Jeff Leech, President of Canadian Stone Industries, added: “We’re excited to join Capstone. Access to its distribution platform will enable us to reach more customers and accelerate our growth. The integration process with their team is already underway.”
Capstone Delivers Disciplined Platform Growth
The acquisition continues a series of accretive transactions, including Carolina Stone, HHT’s stone business, Heller’s Stone, and Northeast Masonry. Each has expanded Capstone’s footprint, lowered operating costs, and improved service levels.
This approach aligns with industry research from Bain & Company showing that value in building products consolidates around scaled, multi-market operators.1 With a 32-state footprint and broad category coverage, Capstone is uniquely positioned to capture the next demand cycle.
The benefits of this strategy are already reflected in Capstone’s Q2 and Q3 results, where the company delivered record growth in revenue, EBITDA, and gross margins.

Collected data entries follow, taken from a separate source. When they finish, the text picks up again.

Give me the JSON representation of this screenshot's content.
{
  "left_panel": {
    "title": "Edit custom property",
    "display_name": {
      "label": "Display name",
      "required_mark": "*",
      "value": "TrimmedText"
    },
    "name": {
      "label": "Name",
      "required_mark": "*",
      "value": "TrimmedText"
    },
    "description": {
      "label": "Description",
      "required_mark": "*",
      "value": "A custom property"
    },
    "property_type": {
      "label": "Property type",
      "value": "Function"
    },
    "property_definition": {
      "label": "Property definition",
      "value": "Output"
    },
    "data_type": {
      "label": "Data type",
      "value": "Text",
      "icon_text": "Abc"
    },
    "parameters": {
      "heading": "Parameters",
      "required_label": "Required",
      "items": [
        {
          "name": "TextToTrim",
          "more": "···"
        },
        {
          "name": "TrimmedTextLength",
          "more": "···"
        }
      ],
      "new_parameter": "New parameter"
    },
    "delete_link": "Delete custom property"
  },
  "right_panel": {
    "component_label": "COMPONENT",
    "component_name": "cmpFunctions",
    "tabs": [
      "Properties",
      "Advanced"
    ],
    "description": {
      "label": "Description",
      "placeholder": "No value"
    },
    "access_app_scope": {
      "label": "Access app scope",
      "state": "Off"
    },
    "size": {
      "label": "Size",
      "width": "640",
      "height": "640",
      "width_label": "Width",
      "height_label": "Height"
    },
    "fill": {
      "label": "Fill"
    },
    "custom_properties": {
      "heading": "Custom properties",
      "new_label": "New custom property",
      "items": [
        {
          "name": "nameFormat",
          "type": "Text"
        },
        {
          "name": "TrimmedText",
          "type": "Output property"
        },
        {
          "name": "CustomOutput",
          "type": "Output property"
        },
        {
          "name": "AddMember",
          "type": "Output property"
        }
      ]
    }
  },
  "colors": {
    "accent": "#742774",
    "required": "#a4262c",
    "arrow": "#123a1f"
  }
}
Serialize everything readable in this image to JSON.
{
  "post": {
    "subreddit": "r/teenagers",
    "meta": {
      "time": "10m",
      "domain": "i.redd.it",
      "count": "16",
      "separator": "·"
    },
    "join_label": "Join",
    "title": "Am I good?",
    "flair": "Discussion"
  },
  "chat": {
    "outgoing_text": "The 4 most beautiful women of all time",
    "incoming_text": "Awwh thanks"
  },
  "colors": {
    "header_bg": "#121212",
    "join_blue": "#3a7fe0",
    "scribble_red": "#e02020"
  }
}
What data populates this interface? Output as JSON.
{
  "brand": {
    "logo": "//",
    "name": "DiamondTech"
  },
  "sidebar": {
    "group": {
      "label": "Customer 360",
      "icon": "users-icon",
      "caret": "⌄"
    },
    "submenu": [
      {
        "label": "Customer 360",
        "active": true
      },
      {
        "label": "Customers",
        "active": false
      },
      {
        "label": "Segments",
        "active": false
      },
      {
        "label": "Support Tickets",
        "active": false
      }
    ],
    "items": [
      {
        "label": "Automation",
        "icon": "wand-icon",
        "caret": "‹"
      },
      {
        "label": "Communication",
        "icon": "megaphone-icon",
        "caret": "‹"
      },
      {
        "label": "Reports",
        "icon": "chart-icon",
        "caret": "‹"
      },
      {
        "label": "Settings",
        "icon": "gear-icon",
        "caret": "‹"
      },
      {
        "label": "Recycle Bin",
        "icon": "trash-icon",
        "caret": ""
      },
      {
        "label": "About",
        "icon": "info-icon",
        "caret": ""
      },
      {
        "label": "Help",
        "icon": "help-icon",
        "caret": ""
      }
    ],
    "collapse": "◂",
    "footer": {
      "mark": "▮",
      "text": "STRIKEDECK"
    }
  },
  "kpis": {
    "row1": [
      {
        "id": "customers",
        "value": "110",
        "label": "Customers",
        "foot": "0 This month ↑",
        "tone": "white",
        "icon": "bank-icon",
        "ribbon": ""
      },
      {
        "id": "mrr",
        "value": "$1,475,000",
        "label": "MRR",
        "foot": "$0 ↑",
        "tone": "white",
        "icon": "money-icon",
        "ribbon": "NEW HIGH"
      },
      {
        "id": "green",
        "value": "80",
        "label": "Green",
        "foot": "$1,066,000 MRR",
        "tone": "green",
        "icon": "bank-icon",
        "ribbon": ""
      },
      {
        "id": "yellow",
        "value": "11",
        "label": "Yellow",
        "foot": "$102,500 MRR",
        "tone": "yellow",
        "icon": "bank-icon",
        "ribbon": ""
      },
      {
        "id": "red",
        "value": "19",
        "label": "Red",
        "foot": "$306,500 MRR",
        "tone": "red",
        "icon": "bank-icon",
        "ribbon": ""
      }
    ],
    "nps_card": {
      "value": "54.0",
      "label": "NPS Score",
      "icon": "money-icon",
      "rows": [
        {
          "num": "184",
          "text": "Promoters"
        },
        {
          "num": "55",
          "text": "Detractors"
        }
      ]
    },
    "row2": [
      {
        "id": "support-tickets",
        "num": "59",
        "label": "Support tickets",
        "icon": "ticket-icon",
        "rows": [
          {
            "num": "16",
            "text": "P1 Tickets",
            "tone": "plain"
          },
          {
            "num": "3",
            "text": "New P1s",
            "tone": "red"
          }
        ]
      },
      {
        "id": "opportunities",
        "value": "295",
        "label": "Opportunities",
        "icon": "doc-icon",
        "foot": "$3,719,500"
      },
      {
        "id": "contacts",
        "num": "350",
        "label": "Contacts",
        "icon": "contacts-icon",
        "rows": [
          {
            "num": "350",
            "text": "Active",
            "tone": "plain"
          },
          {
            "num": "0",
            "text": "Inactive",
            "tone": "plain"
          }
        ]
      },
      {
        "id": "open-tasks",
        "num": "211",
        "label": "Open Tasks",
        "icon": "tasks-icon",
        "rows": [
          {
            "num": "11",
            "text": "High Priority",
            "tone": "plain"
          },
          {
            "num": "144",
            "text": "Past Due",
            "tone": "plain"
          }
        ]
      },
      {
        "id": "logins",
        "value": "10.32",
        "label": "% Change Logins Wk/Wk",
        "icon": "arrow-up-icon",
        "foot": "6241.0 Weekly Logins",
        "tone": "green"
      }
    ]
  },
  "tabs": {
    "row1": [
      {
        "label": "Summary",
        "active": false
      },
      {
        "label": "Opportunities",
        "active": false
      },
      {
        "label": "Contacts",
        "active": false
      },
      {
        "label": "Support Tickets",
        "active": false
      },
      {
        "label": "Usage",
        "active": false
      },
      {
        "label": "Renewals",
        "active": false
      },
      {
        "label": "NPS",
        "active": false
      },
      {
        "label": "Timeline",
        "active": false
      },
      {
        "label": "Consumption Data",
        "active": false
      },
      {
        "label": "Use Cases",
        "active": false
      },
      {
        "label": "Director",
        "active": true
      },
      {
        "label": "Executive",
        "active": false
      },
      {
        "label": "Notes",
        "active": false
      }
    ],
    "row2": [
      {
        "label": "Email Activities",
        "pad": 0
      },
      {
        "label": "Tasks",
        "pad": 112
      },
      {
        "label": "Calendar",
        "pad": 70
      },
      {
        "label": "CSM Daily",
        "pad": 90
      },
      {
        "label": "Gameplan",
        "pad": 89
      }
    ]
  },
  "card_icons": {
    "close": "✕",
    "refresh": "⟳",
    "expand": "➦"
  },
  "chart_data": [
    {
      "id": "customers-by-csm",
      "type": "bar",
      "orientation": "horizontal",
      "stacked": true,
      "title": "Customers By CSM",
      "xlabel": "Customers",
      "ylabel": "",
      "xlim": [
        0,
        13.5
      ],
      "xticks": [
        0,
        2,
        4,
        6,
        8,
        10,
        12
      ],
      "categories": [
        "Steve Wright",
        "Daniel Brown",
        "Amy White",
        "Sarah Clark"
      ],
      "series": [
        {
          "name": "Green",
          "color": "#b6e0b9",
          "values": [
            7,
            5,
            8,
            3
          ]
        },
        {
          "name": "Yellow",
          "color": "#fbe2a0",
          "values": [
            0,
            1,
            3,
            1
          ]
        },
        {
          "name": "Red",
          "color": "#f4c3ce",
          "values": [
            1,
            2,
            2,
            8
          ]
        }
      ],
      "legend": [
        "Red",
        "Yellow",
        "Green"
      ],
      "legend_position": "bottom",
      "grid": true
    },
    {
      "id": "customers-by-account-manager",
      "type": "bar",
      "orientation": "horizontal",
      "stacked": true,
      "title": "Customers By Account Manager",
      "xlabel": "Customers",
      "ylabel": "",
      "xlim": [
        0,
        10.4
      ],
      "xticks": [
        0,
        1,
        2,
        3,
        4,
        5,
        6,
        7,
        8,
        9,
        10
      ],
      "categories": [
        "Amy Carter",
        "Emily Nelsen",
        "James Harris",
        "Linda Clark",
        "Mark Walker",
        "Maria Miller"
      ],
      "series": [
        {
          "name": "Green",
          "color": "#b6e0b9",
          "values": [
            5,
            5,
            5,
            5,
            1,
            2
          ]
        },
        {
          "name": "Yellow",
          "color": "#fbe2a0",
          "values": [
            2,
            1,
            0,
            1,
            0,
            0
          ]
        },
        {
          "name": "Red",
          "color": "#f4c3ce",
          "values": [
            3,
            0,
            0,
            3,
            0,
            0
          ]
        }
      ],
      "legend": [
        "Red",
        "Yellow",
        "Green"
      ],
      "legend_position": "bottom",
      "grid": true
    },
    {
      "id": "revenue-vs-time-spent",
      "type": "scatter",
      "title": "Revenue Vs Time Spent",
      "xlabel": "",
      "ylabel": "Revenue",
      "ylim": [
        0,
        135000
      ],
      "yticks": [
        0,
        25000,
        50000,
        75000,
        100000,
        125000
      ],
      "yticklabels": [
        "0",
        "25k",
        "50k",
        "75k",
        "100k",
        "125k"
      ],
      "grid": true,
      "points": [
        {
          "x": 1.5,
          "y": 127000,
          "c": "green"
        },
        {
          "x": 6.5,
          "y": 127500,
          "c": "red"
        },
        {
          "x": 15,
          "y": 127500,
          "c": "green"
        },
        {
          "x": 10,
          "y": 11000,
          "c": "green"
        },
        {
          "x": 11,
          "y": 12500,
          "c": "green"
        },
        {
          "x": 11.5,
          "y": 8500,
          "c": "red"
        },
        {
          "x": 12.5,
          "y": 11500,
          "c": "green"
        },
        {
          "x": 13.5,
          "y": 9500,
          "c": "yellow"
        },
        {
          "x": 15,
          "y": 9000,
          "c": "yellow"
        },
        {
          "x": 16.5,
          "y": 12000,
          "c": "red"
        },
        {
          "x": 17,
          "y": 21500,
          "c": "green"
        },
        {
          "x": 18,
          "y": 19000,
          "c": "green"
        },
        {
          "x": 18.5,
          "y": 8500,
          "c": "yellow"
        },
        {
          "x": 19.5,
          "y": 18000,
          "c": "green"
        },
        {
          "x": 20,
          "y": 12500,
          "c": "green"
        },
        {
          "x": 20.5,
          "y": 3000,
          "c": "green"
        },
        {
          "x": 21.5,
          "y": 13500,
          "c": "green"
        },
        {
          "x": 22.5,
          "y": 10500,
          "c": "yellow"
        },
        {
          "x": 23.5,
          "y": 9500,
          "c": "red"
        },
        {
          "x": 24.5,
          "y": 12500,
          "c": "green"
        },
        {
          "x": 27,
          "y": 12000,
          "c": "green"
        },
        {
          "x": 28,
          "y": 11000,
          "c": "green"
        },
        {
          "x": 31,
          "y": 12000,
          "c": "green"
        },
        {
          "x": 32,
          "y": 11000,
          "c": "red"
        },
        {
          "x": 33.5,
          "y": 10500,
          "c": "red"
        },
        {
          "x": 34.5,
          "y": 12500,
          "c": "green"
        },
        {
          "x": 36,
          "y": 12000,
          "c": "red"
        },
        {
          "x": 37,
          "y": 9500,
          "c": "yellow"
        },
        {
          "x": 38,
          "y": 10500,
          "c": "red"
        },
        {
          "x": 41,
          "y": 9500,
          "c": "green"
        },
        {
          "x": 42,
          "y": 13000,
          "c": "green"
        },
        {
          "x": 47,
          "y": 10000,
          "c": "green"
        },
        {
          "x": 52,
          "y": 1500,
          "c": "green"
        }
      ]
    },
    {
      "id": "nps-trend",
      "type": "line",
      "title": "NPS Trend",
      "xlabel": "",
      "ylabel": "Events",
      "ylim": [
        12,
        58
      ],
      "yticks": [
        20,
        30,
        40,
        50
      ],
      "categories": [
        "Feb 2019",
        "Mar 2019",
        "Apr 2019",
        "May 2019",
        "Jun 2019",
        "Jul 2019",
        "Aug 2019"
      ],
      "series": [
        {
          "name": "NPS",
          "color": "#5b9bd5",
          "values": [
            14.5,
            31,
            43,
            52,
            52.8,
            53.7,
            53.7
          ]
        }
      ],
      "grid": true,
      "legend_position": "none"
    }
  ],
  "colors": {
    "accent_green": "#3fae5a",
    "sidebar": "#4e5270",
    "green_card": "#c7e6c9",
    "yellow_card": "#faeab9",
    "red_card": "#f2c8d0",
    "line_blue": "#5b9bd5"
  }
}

Capstone expects to close three to four additional acquisitions in 2026. This disciplined M&A strategy, paired with robust organic growth, continues to drive long-term value for shareholders. The Company also reaffirms its $100 million run-rate revenue target for early 2026.
About Capstone Holding Corp.
Capstone Holding Corp. (NASDAQ: CAPS) is a diversified platform of building products businesses focused on distribution, brand ownership, and acquisition. Through its Instone subsidiary, Capstone serves 32 U.S. states, offering proprietary stone veneer, hardscape materials, and modular masonry systems. The company’s strategy combines disciplined M&A, operational efficiency, and a growing portfolio of owned brands to build a scalable and durable platform.
Investor Contact:
Investor Relations
Capstone Holding Corp.
investors@capstoneholdingcorp.com
www.capstoneholdingcorp.com
Forward-Looking Statements
This press release contains forward-looking statements as defined by the Private Securities Litigation Reform Act of 1995. These statements relate to future events and performance, including guidance regarding revenue and EBITDA targets, M&A strategy, use of capital, and operating outlook. Actual results may differ materially from those projected due to a range of factors, including but not limited to acquisition timing, macroeconomic conditions, and execution risks. Please review the Company’s filings with the SEC for a full discussion of risk factors. Capstone undertakes no obligation to revise forward-looking statements except as required by law.